Geordie inspires next generation

The poetic heft of Alright and The Dying Light underlined Sam’s burgeoning reputation as one of the world’s most dialled-in masters of the songwriting craft.

His insistence that those fellow local musicians peppering a capacity crowd could follow in his lauded footsteps (opening act and fellow Shieldsmen Hector Gannet are well on the way to proving the point) was a heartfelt, chest-beating call-to-arms from an artist keen to lead a wider charge.

And through it all there was a feeling that none of this was taken for granted or in any way deserved.

For some, the first of two sold-out shows at St James’s Park would lead to a galling sense of cocksure self-gratitude.

If your name’s Sam Fender, these are the nights that keep your feet firmly planted on familiar ground.

And he did.

Local hero’s perfect match

On ground that will soon host the return of Champions League football.

On ground synonymous with celebrating everything that’s unapologetically parochial about a proud community rising again.
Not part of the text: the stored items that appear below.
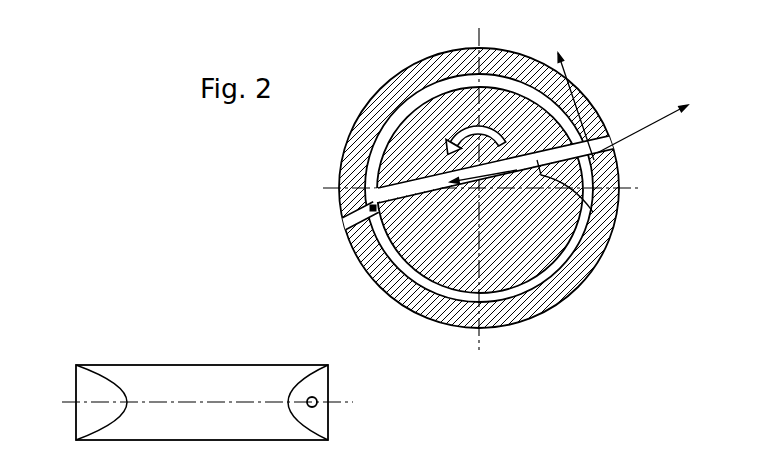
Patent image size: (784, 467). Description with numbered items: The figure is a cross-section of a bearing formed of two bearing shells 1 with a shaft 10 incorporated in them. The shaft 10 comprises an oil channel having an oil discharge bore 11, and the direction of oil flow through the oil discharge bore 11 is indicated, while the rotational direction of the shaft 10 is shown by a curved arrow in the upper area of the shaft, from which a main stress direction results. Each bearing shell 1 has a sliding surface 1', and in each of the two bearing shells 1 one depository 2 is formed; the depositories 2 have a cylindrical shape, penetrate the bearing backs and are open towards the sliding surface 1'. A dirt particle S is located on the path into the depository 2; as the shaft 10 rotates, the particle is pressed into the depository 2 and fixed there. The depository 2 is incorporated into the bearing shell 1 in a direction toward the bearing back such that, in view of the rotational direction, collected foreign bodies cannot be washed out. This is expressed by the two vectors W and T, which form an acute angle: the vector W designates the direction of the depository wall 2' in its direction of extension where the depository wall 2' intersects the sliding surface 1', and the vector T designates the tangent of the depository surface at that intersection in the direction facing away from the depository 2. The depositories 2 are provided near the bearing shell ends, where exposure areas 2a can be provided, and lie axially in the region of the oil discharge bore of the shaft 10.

The bearing shell 1 is at (466, 185).
The sliding surface 1' is at (516, 54).
The shaft 10 is at (537, 124).
The depository 2 is at (359, 307).
The depository wall 2' is at (506, 144).
The exposure area 2a is at (322, 390).
The oil discharge bore 11 is at (612, 216).
The dirt particle S is at (371, 206).
The vector T is at (578, 51).
The vector W is at (689, 115).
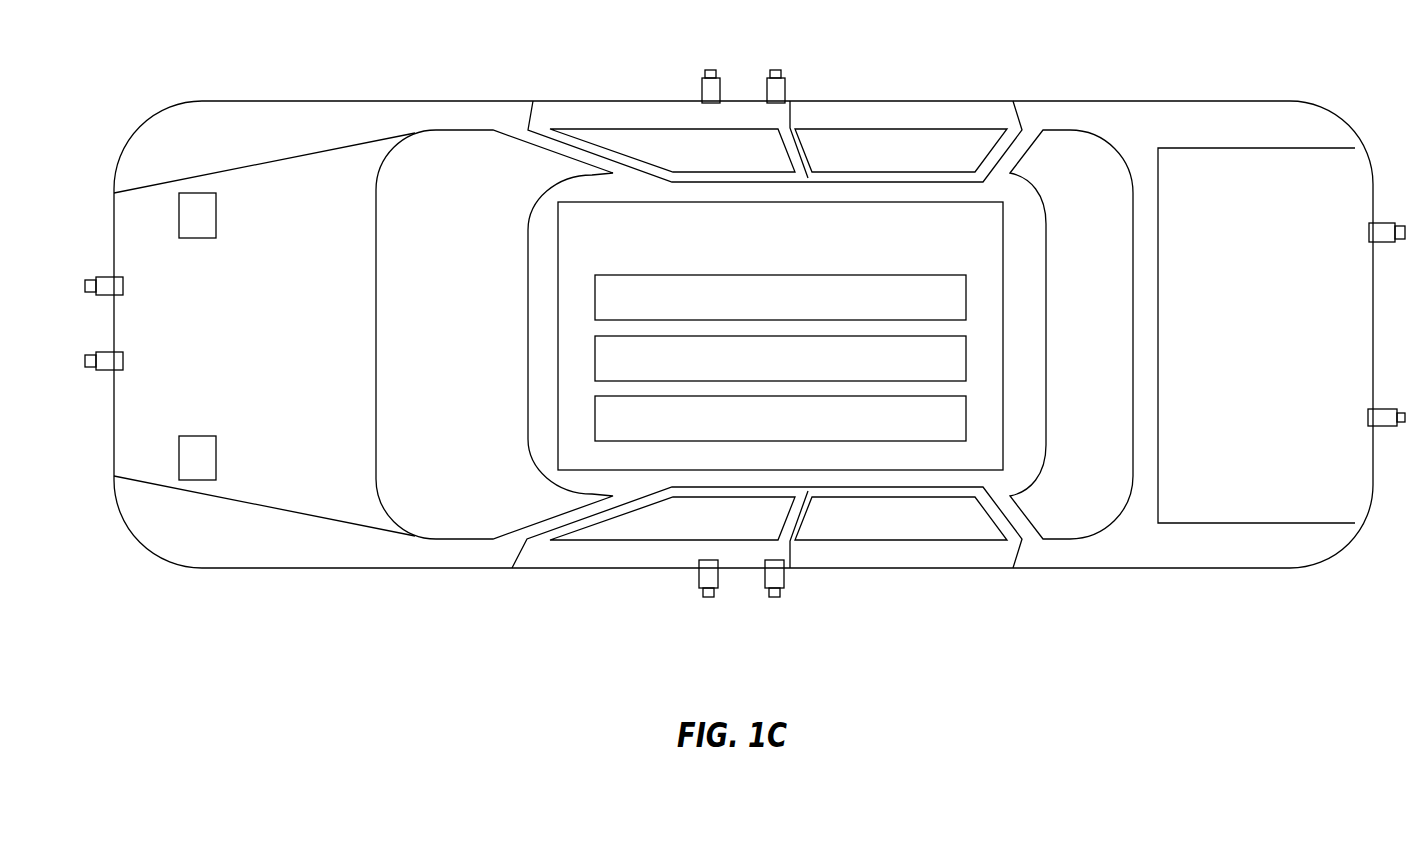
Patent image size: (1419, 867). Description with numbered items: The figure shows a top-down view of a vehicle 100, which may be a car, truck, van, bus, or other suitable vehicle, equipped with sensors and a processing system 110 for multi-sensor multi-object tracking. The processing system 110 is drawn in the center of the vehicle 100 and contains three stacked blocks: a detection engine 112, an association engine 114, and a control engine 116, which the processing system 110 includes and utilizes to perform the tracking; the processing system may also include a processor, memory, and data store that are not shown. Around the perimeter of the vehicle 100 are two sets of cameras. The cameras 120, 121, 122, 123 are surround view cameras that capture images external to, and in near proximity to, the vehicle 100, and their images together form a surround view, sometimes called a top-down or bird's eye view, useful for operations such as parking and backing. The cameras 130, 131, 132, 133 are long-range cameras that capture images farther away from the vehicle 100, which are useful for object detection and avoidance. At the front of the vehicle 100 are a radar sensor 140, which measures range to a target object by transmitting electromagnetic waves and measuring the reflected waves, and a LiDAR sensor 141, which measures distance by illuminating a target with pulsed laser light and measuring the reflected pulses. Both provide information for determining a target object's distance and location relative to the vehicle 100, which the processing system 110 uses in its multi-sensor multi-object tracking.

The vehicle 100 is at (262, 100).
The processing system 110 is at (797, 233).
The detection engine 112 is at (952, 308).
The association engine 114 is at (952, 368).
The control engine 116 is at (952, 428).
The camera 120 is at (105, 276).
The camera 121 is at (708, 598).
The camera 122 is at (710, 69).
The camera 123 is at (1381, 243).
The camera 130 is at (105, 351).
The camera 131 is at (775, 598).
The camera 132 is at (775, 69).
The camera 133 is at (1381, 427).
The radar sensor 140 is at (187, 192).
The LiDAR sensor 141 is at (187, 435).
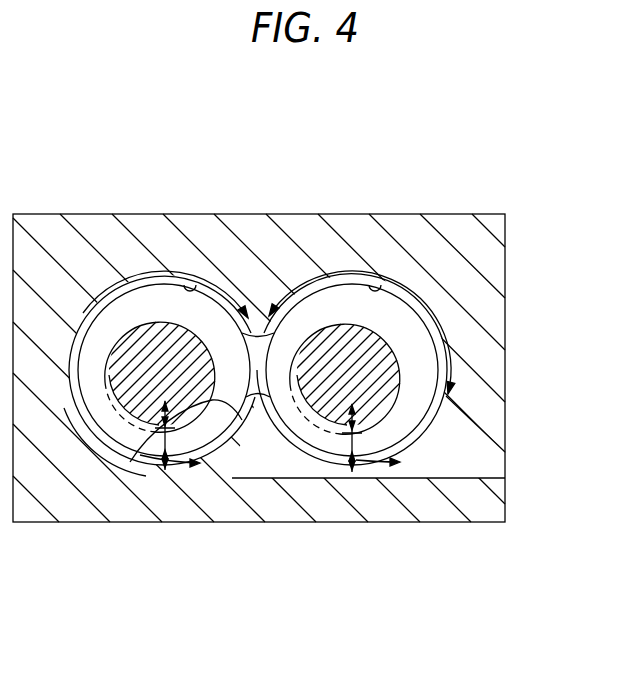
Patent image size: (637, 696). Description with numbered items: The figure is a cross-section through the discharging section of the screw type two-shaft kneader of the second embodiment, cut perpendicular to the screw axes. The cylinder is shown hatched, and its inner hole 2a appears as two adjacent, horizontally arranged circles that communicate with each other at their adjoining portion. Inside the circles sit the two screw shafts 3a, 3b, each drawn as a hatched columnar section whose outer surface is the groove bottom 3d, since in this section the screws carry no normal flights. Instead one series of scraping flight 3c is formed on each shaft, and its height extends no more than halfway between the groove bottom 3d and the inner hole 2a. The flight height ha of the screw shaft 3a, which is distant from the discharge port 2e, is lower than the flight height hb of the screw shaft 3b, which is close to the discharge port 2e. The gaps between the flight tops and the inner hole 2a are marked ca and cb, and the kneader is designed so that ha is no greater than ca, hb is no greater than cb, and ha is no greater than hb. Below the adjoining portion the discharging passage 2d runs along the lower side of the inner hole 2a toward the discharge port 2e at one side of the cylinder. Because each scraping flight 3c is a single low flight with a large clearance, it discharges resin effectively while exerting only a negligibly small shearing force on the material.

The inner hole 2a is at (203, 290).
The discharging passage 2d is at (263, 457).
The discharge port 2e is at (487, 432).
The screw shaft distant from the discharging port 3a is at (147, 300).
The screw shaft close to the discharging port 3b is at (333, 300).
The scraping flight 3c is at (74, 392).
The groove bottom 3d is at (258, 397).
The flight height of the screw distant from the discharging port ha is at (146, 442).
The flight height of the screw close to the discharging port hb is at (353, 474).
The gap between scraping flight top of screw 3a and inner hole ca is at (152, 457).
The gap between scraping flight top of screw 3b and inner hole cb is at (392, 468).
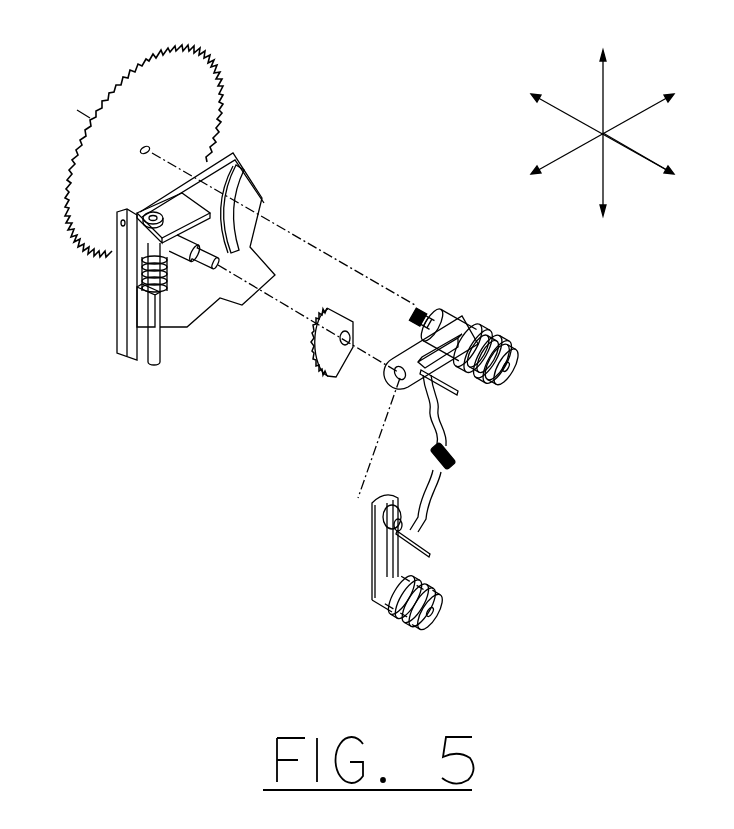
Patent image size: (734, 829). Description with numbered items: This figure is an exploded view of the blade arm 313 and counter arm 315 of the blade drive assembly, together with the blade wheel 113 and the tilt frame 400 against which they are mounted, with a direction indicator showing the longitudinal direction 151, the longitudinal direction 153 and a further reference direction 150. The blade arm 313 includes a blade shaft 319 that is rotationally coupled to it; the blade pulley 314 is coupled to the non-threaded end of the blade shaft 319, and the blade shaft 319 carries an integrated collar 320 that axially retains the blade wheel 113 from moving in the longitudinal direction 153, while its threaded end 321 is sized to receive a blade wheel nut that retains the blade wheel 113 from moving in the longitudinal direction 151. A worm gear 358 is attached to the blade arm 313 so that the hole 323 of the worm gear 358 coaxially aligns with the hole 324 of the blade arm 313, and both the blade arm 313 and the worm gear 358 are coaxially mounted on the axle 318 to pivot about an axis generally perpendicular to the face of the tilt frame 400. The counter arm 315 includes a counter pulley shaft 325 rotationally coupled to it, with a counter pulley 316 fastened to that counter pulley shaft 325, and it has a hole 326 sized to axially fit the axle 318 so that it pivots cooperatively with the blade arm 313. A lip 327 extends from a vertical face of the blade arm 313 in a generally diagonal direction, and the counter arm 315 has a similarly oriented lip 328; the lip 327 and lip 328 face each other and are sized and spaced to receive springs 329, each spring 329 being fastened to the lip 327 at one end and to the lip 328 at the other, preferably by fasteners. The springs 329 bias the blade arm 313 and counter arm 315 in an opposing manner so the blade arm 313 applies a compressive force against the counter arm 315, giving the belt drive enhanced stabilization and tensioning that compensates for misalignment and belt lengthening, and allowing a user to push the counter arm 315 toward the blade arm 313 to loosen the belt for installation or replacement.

The blade wheel 113 is at (198, 112).
The tilt frame 400 is at (252, 192).
The axle 318 is at (252, 247).
The worm gear 358 is at (337, 312).
The hole 323 is at (350, 333).
The hole 324 is at (401, 368).
The threaded end 321 is at (425, 305).
The collar 320 is at (445, 299).
The blade pulley 314 is at (500, 332).
The blade shaft 319 is at (513, 360).
The lip 327 is at (458, 392).
The blade arm 313 is at (390, 383).
The springs 329 is at (455, 460).
The hole 326 is at (375, 528).
The counter arm 315 is at (372, 558).
The lip 328 is at (431, 555).
The counter pulley 316 is at (393, 617).
The counter pulley shaft 325 is at (427, 614).
The direction axis 150 is at (645, 108).
The longitudinal direction 151 is at (558, 108).
The longitudinal direction 153 is at (660, 165).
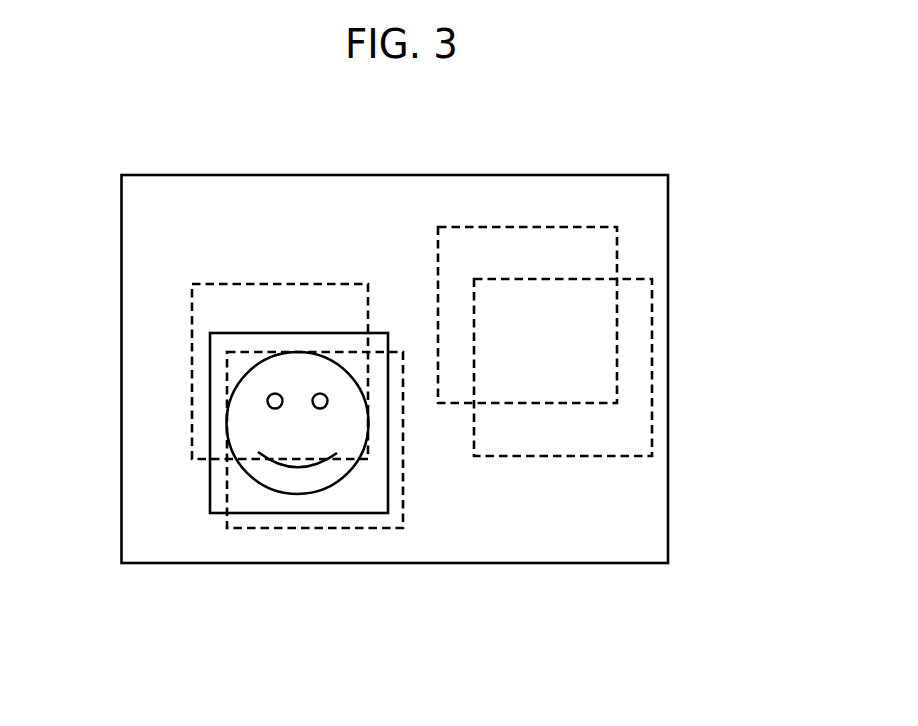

On ground laid for local heroes like Milburn, Beardsley, Shearer and more.

Anyone who witnessed Friday’s furiously passionate four-song encore will have long since added Fender to that storied list.

Sam belongs at St James’s Park.

For Blaydon Races read Hypersonic Missiles. For Geordie Ridley, the Geordie Springsteen. 

The ninth of Joon never sounded so good.